Teachers Got “FIT” Over Summer

by Brian Marana and Galvin Ngo

“Adults often ask us why we’re always on the Internet. To us, that’s like asking why we breathe.”

So said Scott Lee Chua, high school student, native technology user, and workshop presenter at the first Frontiers and Innovations in Teaching (FIT) Conference held last April 23 to 25, 2014, at Xavier School, San Juan.

Indeed, many high school students these days can be identified as “digital natives,” the term coined by author Mark Prensky to describe anyone who has grown up using Internet-based technology. Digital natives spend much of their lives connected – using the Internet not only to interact and socialize but also to stay up to date with information and to express emotions and opinions. These young individuals, mostly born in the late 90s and early part of this millennium, adapt quickly to new technologies. Moreover, some researchers have found that this connection to a constant stream of information may make this group of young people one of the most knowledgeable generations that the world has ever seen.

So what can schools do to take advantage of the skills of digital natives, while preparing them with the traditional (and valuable) skills that have been taught across the ages? How can teachers adapt and take advantage of technology, just as their students do? These are the questions that were discussed by over 300 teachers, administrators and education students from various schools in the region came together for conference entitled: “Learning at your fingertips.”

Organized and hosted by Xavier School, the conference served as a venue for educators to explore, experiment and converse about the changing education environment. Each day was highlighted by keynote sessions with Apple Distinguished Educators and experts in their fields. David Larson, a design technology teacher at the Canadian International School of Hong Kong, shared his experience on adapting to the changes in technology and exploiting the possibilities that these changes offer to his classroom.

Day 2 was opened by Ms. Maria Ressa, CEO of Rappler Philippines, who led a comprehensive discussion on the evolving online media environment, citing emerging phenomena such as crowdsourcing, big data, and the widespread participation in social media. Ms. Ressa challenged educators to think of how they could use crowdsourcing in education, just as citizens use social media to organize relief efforts during calamities.

Crowdsourcing, Ms. Ressa insightfully opined, is a kind of “21st century bayanihan.”

Ms. Melinda Alford, teaching and learning coordinator at Cebu International School, discussed the importance of something quite basic yet often forgotten: having fun in the classroom.

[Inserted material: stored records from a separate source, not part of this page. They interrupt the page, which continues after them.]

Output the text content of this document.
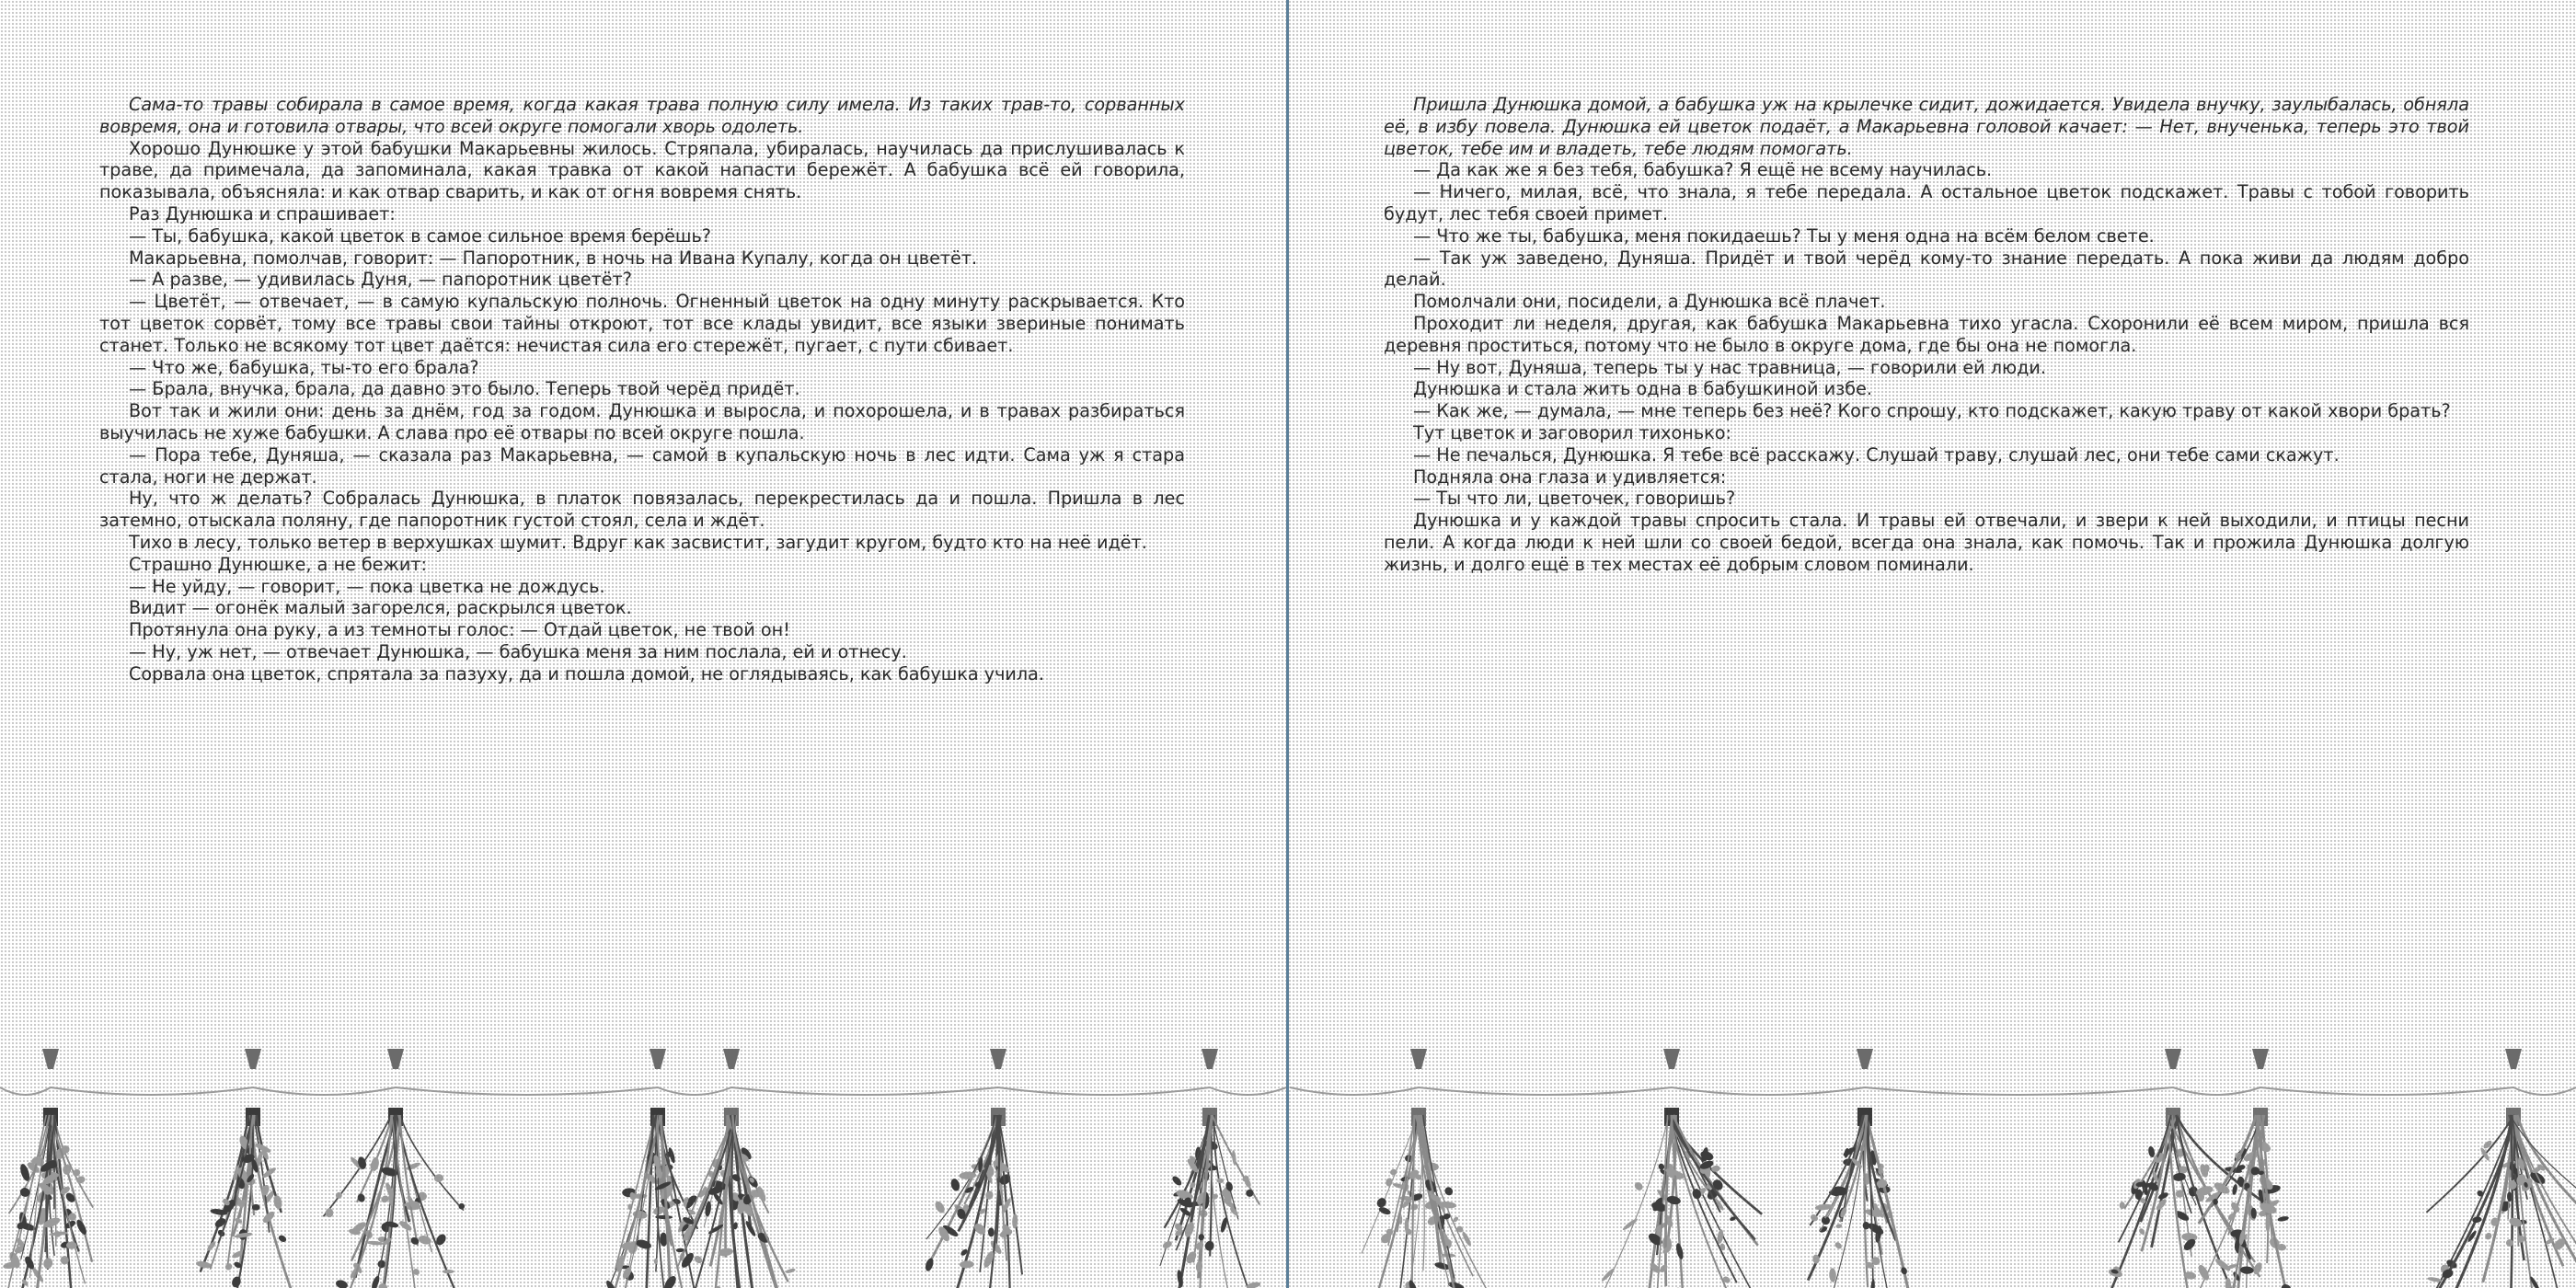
Сама-то травы собирала в самое время, когда какая трава полную силу имела. Из таких трав-то, сорванных вовремя, она и готовила отвары, что всей округе помогали хворь одолеть.

Хорошо Дунюшке у этой бабушки Макарьевны жилось. Стряпала, убиралась, научилась да прислушивалась к траве, да примечала, да запоминала, какая травка от какой напасти бережёт. А бабушка всё ей говорила, показывала, объясняла: и как отвар сварить, и как от огня вовремя снять.

Раз Дунюшка и спрашивает:

— Ты, бабушка, какой цветок в самое сильное время берёшь?

Макарьевна, помолчав, говорит: — Папоротник, в ночь на Ивана Купалу, когда он цветёт.

— А разве, — удивилась Дуня, — папоротник цветёт?

— Цветёт, — отвечает, — в самую купальскую полночь. Огненный цветок на одну минуту раскрывается. Кто тот цветок сорвёт, тому все травы свои тайны откроют, тот все клады увидит, все языки звериные понимать станет. Только не всякому тот цвет даётся: нечистая сила его стережёт, пугает, с пути сбивает.

— Что же, бабушка, ты-то его брала?

— Брала, внучка, брала, да давно это было. Теперь твой черёд придёт.

Вот так и жили они: день за днём, год за годом. Дунюшка и выросла, и похорошела, и в травах разбираться выучилась не хуже бабушки. А слава про её отвары по всей округе пошла.

— Пора тебе, Дуняша, — сказала раз Макарьевна, — самой в купальскую ночь в лес идти. Сама уж я стара стала, ноги не держат.

Ну, что ж делать? Собралась Дунюшка, в платок повязалась, перекрестилась да и пошла. Пришла в лес затемно, отыскала поляну, где папоротник густой стоял, села и ждёт.

Тихо в лесу, только ветер в верхушках шумит. Вдруг как засвистит, загудит кругом, будто кто на неё идёт.

Страшно Дунюшке, а не бежит:

— Не уйду, — говорит, — пока цветка не дождусь.

Видит — огонёк малый загорелся, раскрылся цветок.

Протянула она руку, а из темноты голос: — Отдай цветок, не твой он!

— Ну, уж нет, — отвечает Дунюшка, — бабушка меня за ним послала, ей и отнесу.

Сорвала она цветок, спрятала за пазуху, да и пошла домой, не оглядываясь, как бабушка учила.

Пришла Дунюшка домой, а бабушка уж на крылечке сидит, дожидается. Увидела внучку, заулыбалась, обняла её, в избу повела. Дунюшка ей цветок подаёт, а Макарьевна головой качает: — Нет, внученька, теперь это твой цветок, тебе им и владеть, тебе людям помогать.

— Да как же я без тебя, бабушка? Я ещё не всему научилась.

— Ничего, милая, всё, что знала, я тебе передала. А остальное цветок подскажет. Травы с тобой говорить будут, лес тебя своей примет.

— Что же ты, бабушка, меня покидаешь? Ты у меня одна на всём белом свете.

— Так уж заведено, Дуняша. Придёт и твой черёд кому-то знание передать. А пока живи да людям добро делай.

Помолчали они, посидели, а Дунюшка всё плачет.

Проходит ли неделя, другая, как бабушка Макарьевна тихо угасла. Схоронили её всем миром, пришла вся деревня проститься, потому что не было в округе дома, где бы она не помогла.

— Ну вот, Дуняша, теперь ты у нас травница, — говорили ей люди.

Дунюшка и стала жить одна в бабушкиной избе.

— Как же, — думала, — мне теперь без неё? Кого спрошу, кто подскажет, какую траву от какой хвори брать?

Тут цветок и заговорил тихонько:

— Не печалься, Дунюшка. Я тебе всё расскажу. Слушай траву, слушай лес, они тебе сами скажут.

Подняла она глаза и удивляется:

— Ты что ли, цветочек, говоришь?

Дунюшка и у каждой травы спросить стала. И травы ей отвечали, и звери к ней выходили, и птицы песни пели. А когда люди к ней шли со своей бедой, всегда она знала, как помочь. Так и прожила Дунюшка долгую жизнь, и долго ещё в тех местах её добрым словом поминали.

“It really is more fun in the Philippines,” Ms. Alford reminded the group. “And so there’s no reason why our classrooms can’t be more fun too.”

This brought home the message that behind all this technology, the most important connection is still the one we make with our students, and that we must keep the sense of wonder alive in our classrooms.

The last day was opened by Br. Dennis Magbanua, President of De LaSalle College of St. Benilde and former president of De La Salle Zobel. He shared about De La Salle Zobel’s journey of being one of the early adopters in using tablets in the classroom, and the school’s ultimate vision of enabling students to take part in nation building. This was further reinforced by DepEd Assistant Secretary Rey Laguda, who outlined government’s plans of improving public school education through various IT initiatives.

In between plenary sessions, participants took part in various breakout sessions, which provided an intimate venue for sharing effective teaching strategies, changing pedagogies, and various hands-on tech skills that teachers can easily apply in the classroom. Each day ended with synthesis sessions to give participants a chance to reflect on the past day and, more importantly, to identify concrete plans of action for their respective schools.

Much like the interconnectedness of the digital age, the 3-day FIT conference allowed the participating schools to break down the barriers for closer and more effective collaboration. Hopefully, this forum will serve as a jump-off point for schools to continue working together in this shared journey of exploring new frontiers and innovations in teaching.